A fate that also blossoms for the mother of soldier Daryon, as his sister Selene, who works as a priestess, informs him in a letter. But she also holds out the hope of an antidote, for which both embark on a long journey through the entire country to find Master Alpharius - at first all alone, later also with the support of defensible companions such as ex-army comrade Khalder or fortune teller Myrna.
The locations are vast and varied, the walks often long. At least until you can use one of the cat-like Nekaruh as amount - even for races. In addition, the domesticated big cats can also scent treasure and dig it up when approached. Sometimes, however, instead of hidden gems, they unearth aggressive monsters, which then entangle the group in turn-based combat.
You can also let time pass manually, take a defensive stance, or change positions. Unlike many genre colleagues, the battles don't just take place in symbolic arenas, but on hexagonally gridded battlefields, where you not only have to consider weapon and action ranges but where you can also move around for advantageous back or flanking attacks. Taking advantage of elemental weaknesses, which once figured out are permanently noted, is also important. Preferred starting formations can also be set in the main menu.

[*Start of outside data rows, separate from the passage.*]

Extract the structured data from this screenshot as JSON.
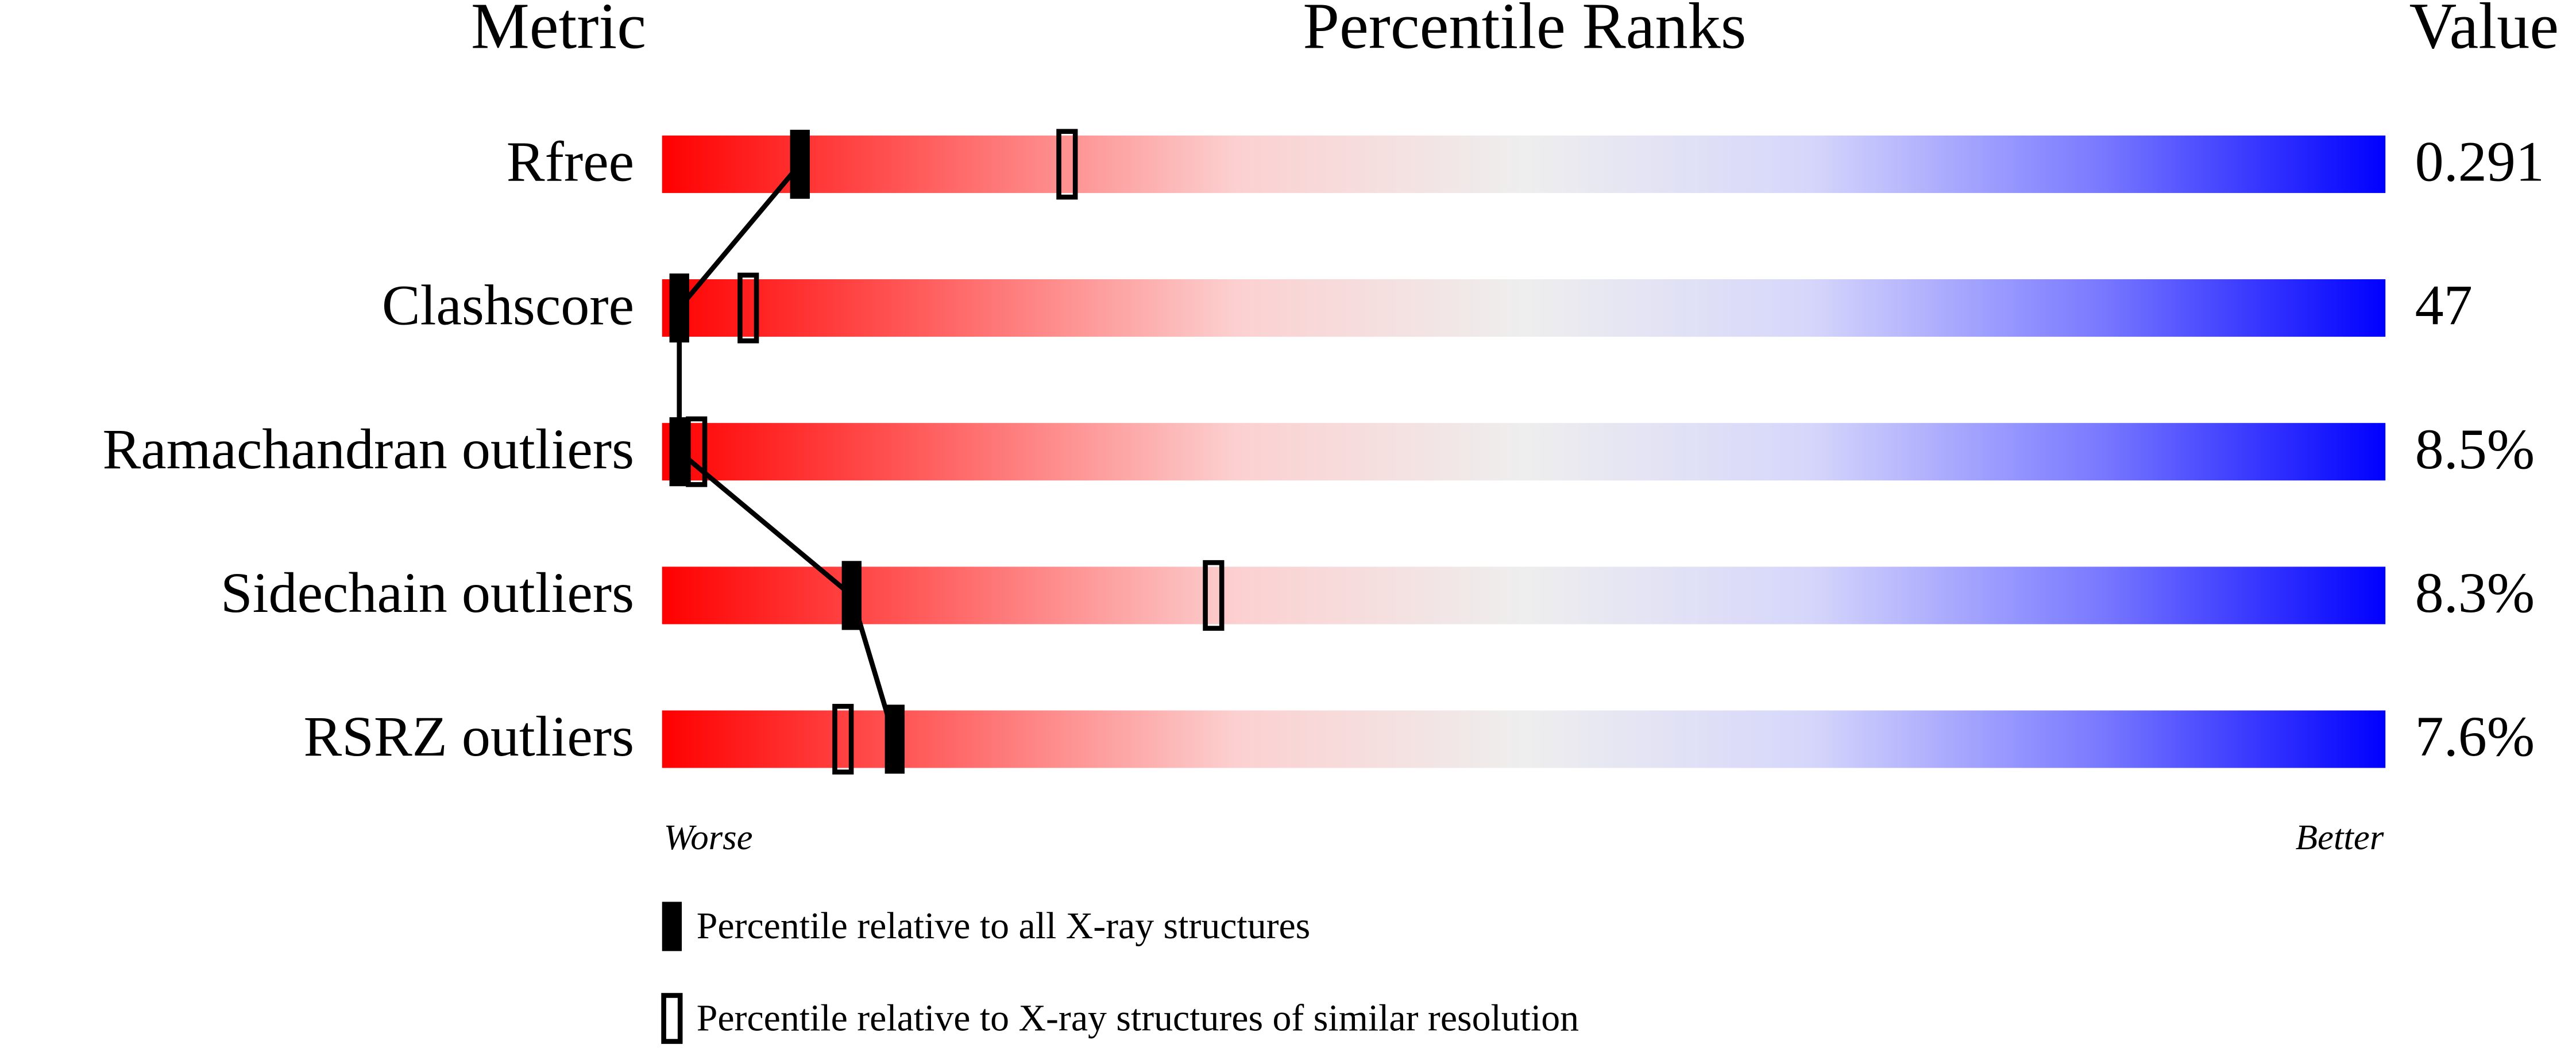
{
  "chart_data": {
    "type": "percentile",
    "headers": {
      "metric": "Metric",
      "ranks": "Percentile Ranks",
      "value": "Value"
    },
    "categories": [
      "Rfree",
      "Clashscore",
      "Ramachandran outliers",
      "Sidechain outliers",
      "RSRZ outliers"
    ],
    "value_labels": [
      "0.291",
      "47",
      "8.5%",
      "8.3%",
      "7.6%"
    ],
    "series": [
      {
        "name": "Percentile relative to all X-ray structures",
        "color": "#000000",
        "filled": true,
        "values": [
          8,
          1,
          1,
          11,
          13.5
        ]
      },
      {
        "name": "Percentile relative to X-ray structures of similar resolution",
        "color": "#000000",
        "filled": false,
        "values": [
          23.5,
          5,
          2,
          32,
          10.5
        ]
      }
    ],
    "xlim": [
      0,
      100
    ],
    "axis_labels": {
      "low": "Worse",
      "high": "Better"
    },
    "gradient": [
      "#ff0000",
      "#ff6666",
      "#fcd0d0",
      "#eeeeee",
      "#d6d6fb",
      "#7a7aff",
      "#0000ff"
    ]
  }
}
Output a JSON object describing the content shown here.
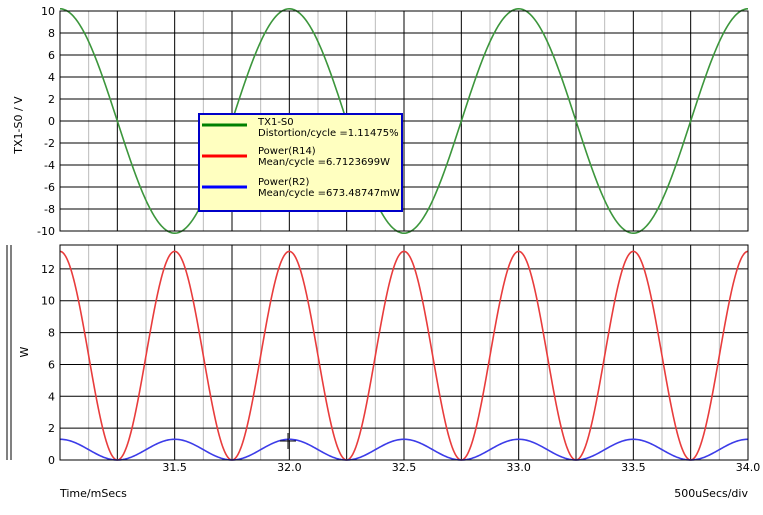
{
  "chart_data": [
    {
      "type": "line",
      "panel": "top",
      "ylabel": "TX1-S0 / V",
      "ylim": [
        -10,
        10
      ],
      "yticks": [
        10,
        8,
        6,
        4,
        2,
        0,
        -2,
        -4,
        -6,
        -8,
        -10
      ],
      "xlim": [
        31.0,
        34.0
      ],
      "series": [
        {
          "name": "TX1-S0",
          "color": "#3c963c",
          "amplitude": 10.2,
          "period_ms": 1.0,
          "phase_zero_ms": 31.0,
          "unit": "V"
        }
      ],
      "grid": true
    },
    {
      "type": "line",
      "panel": "bottom",
      "ylabel": "W",
      "ylim": [
        0,
        13.5
      ],
      "yticks": [
        12,
        10,
        8,
        6,
        4,
        2,
        0
      ],
      "xlim": [
        31.0,
        34.0
      ],
      "xticks": [
        "31.5",
        "32.0",
        "32.5",
        "33.0",
        "33.5",
        "34.0"
      ],
      "xtick_values": [
        31.5,
        32.0,
        32.5,
        33.0,
        33.5,
        34.0
      ],
      "series": [
        {
          "name": "Power(R14)",
          "color": "#e83c3c",
          "peak": 13.1,
          "period_ms": 0.5,
          "unit": "W"
        },
        {
          "name": "Power(R2)",
          "color": "#3c3ce8",
          "peak": 1.3,
          "period_ms": 0.5,
          "unit": "W"
        }
      ],
      "grid": true
    }
  ],
  "legend": {
    "entries": [
      {
        "color": "#008000",
        "line1": "TX1-S0",
        "line2": "Distortion/cycle =1.11475%"
      },
      {
        "color": "#ff0000",
        "line1": "Power(R14)",
        "line2": "Mean/cycle =6.7123699W"
      },
      {
        "color": "#0000ff",
        "line1": "Power(R2)",
        "line2": "Mean/cycle =673.48747mW"
      }
    ]
  },
  "footer": {
    "xlabel": "Time/mSecs",
    "scale": "500uSecs/div"
  }
}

With Edge of Eternity, the small French Midgar Studio has created a remarkable Japanese-style role-playing epic, which doesn't have to hide from the titles of larger studios in terms of story, game mechanics, and scope. The scenario is interesting, the world huge, and the locations vary. The game world and characters, however, seem unusually rigid and sterile despite quiet atmospheric moments. You often feel like you're in an online role-playing game without any other players. In addition, there are annoying display errors and limitations in navigation and handling. However, despite the noticeable lack of polish, the odyssey of Daryon and Selene entertained well overall.